«Chanson douce» bientôt dans les salles : Un double infanticide, du roman à l’écran

D’un terrifiant fait divers, Leïla Slimani écrit un roman, Lucie Borleteau le porte à l’écran et Karine Viard y endosse le rôle principal, un rôle glaçant à travers lequel la question de la maternité, de la pression et de la violence est au centre.

«Chanson douce» est le deuxième roman de Leïla Slimani paru en 2016 aux éditions Gallimard. Il a obtenu  le prix Goncourt de la même année pour  faire de cette romancière la douzième femme en cent-treize ans à remporter ce prix. Ce livre, centré sur le cheminement ayant amené une nourrice à tuer deux enfants, est puisé dans un fait divers des plus sordides. Synopsis : Paul et Myriam ont deux enfants en bas âge. Ils engagent Louise, une nounou expérimentée, pour que Myriam puisse reprendre le travail. Louise se montre dévouée, consciencieuse, volontaire, au point que sa présence occupe une place centrale dans la famille. Mais, très vite, les réactions de Louise deviennent inquiétantes jusqu’au jour où survient le drame…

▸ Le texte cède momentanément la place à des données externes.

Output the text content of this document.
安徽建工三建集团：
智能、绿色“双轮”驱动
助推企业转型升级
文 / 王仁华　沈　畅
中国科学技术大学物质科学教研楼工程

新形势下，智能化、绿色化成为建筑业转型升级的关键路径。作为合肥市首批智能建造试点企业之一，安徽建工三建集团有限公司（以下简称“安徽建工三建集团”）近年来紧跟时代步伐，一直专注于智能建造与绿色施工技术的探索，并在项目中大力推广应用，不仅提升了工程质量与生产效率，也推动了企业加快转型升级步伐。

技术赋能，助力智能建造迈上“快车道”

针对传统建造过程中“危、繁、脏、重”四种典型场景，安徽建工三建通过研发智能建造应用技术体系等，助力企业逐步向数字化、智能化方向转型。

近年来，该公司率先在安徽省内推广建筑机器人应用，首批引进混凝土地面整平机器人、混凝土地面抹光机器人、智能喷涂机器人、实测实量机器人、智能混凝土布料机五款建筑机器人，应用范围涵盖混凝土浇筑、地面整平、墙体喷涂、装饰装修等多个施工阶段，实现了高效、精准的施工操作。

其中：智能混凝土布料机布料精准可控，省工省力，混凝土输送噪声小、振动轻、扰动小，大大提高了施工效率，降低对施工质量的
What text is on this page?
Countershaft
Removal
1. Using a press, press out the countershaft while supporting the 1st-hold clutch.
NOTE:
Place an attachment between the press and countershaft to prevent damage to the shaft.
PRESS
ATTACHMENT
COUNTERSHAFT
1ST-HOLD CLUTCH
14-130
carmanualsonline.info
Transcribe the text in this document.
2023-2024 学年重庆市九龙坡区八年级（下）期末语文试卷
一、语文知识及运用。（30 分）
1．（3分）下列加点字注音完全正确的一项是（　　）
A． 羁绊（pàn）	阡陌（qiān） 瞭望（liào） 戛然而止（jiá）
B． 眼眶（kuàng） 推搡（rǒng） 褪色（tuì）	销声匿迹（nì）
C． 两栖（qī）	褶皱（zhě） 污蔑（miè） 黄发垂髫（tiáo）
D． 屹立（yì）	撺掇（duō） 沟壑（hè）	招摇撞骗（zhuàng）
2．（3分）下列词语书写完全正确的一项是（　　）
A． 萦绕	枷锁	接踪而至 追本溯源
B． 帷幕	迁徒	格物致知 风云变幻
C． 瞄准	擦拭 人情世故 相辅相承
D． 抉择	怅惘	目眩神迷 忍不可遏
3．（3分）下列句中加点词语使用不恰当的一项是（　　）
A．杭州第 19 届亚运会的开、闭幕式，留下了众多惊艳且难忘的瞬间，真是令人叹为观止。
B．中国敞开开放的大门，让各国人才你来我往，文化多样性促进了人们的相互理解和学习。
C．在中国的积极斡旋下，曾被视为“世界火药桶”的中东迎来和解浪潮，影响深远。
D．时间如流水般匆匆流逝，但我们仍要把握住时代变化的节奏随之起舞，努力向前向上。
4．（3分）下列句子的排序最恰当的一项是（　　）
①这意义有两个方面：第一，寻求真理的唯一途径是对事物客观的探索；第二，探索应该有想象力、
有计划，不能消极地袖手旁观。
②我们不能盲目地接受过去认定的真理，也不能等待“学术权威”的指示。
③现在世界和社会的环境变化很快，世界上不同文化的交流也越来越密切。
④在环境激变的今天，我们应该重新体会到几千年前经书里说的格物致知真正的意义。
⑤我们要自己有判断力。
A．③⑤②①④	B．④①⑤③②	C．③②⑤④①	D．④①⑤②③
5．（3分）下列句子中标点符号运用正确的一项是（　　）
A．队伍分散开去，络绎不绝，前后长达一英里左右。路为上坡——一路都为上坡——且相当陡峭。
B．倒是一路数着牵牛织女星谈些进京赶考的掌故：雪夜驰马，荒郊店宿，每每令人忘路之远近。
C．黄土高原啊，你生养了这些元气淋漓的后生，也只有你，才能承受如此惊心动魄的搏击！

Adapter le style de Leïla Slimani et recréer à l’écran l’ambiance qui enveloppe son roman s’apparente à un défi. Il a été relevé par Lucie Borleteau : «“Chanson douce” a quelque chose de magnétique. Je me souviens d’un fort sentiment de vertige, comme face à un puits sans fond. Ce qui est intéressant, c’est que Leïla Slimani ne condamne pas cette criminelle, pas plus que les parents ; j’y ai donc vu une peinture très cruelle de la société actuelle, qui dévore ses propres enfants. Le roman pose cette question : comment se fait-il qu’un tel crime soit rendu possible dans notre société ? Le monstre n’est pas Louise et sa folie, mais une chose aux contours flous qui nous renvoie à nos propres actes. J’ai été marquée par le caractère très réaliste, la précision quasi documentaire de cette histoire et par ce qui la relie au conte dans le même temps, avec sa part atroce. J’ai aimé qu’aucune morale ne s’en dégage. Tout y est très ambivalent. Le personnage de Louise m’a passionnée : touchante, totalement imprévisible et donc fascinante, elle fait peur, mais on peut s’identifier à elle. Elle est la clé de voûte de l’ensemble», explique la réalisatrice.

Le choix des comédiens est aussi en soi un réel défi. Karin a un rapport très entier à son corps. Elle a quelque chose d’animal et de très fort. Dans le rôle de Louise, l’envoûtement opère grâce à son incarnation par Karin. Leïla Bekhti est virtuose dans l’expression des émotions. « Elle est entière, elle a toujours envie de chercher. Ça nous a beaucoup amusées de la transformer pour le personnage de Myriam : on avait envie qu’elle ne ressemble à aucun personnage déjà interprété par Leïla. Elle s’est fait couper  les cheveux pour le rôle, nous avons joué avec sa classe naturelle, avec l’idée d’en faire une jeune aspirante à la bourgeoisie, de travailler son parler de jeune avocate. Ce qui m’a plu chez Antoine Reinartz, outre ses qualités d’acteur précis et intelligent, c’est qu’il a eu une vie avant d’être comédien. Une vie qui aurait pu être celle de Paul, avec un passage dans une grande école de commerce. Il en a gardé une manière très incisive de parler et de réfléchir à son travail. Avec lui, aussi on avait envie de casser sa silhouette habituelle, raconte Lucie Borleteau. Bousculant la chronologie du roman, la réalisatrice a opté pour une construction classique favorisant une mise en scène qui met le spectateur sous pression suivant un schéma  hitchcockien et signe un drame oscillant entre thriller psychologique et chronique sociale.

Avis aux amateurs du genre et à voir absolument à partir de la semaine prochaine  sur nos écrans.